Determining risk and predictors of head and neck cancer treatment-related lymphedema: A clinicopathologic and dosimetric data mining approach using interpretable machine learning and ensemble feature selection

Clin Transl Radiat Oncol. 2024 Feb 28:46:100747. doi: 10.1016/j.ctro.2024.100747. eCollection 2024 May.

Abstract

Background and purpose: The ability to determine the risk and predictors of lymphedema is vital in improving the quality of life for head and neck (HN) cancer patients. However, selecting robust features is challenging due to the multicollinearity and high dimensionality of radiotherapy (RT) data. This study aims to overcome these challenges using an ensemble feature selection technique with machine learning (ML).

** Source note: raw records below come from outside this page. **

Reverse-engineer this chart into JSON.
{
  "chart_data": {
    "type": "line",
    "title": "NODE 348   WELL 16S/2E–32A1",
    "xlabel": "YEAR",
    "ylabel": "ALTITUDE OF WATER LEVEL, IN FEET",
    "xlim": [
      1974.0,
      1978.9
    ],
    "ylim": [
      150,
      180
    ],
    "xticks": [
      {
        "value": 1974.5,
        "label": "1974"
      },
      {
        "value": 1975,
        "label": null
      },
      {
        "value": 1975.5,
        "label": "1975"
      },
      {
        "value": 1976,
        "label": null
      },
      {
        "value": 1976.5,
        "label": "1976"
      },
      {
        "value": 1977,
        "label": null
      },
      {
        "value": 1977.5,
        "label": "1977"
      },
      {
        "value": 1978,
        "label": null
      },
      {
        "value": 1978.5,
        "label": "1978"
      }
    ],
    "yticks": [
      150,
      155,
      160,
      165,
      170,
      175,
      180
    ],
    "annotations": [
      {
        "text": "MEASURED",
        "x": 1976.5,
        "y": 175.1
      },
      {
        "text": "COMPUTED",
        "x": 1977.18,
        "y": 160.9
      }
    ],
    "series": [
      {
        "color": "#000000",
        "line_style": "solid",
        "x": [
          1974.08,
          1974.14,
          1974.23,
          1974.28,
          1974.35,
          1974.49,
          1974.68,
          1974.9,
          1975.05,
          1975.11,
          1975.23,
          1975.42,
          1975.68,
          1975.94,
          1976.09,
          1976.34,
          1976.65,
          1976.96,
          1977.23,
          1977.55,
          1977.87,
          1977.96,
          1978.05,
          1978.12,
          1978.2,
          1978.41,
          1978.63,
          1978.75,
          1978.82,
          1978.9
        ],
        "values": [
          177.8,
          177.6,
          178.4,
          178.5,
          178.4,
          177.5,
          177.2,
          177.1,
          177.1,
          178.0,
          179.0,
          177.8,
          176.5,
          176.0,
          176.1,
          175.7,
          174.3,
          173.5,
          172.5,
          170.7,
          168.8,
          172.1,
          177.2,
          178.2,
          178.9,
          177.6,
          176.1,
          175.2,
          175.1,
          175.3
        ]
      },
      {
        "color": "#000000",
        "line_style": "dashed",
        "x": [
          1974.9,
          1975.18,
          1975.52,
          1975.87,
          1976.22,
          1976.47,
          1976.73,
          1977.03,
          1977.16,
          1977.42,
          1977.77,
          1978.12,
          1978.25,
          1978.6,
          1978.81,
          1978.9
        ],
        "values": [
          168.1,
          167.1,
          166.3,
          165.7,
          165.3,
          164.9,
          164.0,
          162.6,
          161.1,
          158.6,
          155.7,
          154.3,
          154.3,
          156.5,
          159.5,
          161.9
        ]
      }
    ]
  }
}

Materials and methods: Thirty organs-at-risk, including bilateral cervical lymph node levels, were contoured, and dose-volume data were extracted from 76 HN treatment plans. Clinicopathologic data was collected. Ensemble feature selection was used to reduce the number of features. Using the reduced features as input to ML and competing risk models, internal and external lymphedema prediction capability was evaluated with the ML models, and time to lymphedema event and risk stratification were estimated using the risk models.

Results: Two ML models, XGBoost and random forest, exhibited robust prediction performance. They achieved average F1-scores and AUCs of 84 ± 3.3 % and 79 ± 11.9 % (external lymphedema), and 64 ± 12 % and 78 ± 7.9 % (internal lymphedema). Predictive ML and risk models identified common predictors, including bulky node involvement, high dose to various lymph node levels, and lymph nodes removed during surgery. At 180 days, removing 0-25, 26-50, and > 50 lymph nodes increased external lymphedema risk to 72.1 %, 95.6 %, and 57.7 % respectively (p = 0.01).

Conclusion: Our approach, involving the reduction of HN RT data dimensionality, resulted in effective ML models for HN lymphedema prediction. Predictive dosimetric features emerged from both predictive and competing risk models. Consistency with clinicopathologic features from other studies supports our methodology.

Keywords: Assessments, risk; Early onset lymphedema; Explainable AI; Head and neck cancer; Interpretable AI; Lymphedema; Machine learning; Oropharyngeal cancer; Radiation dose response relationship.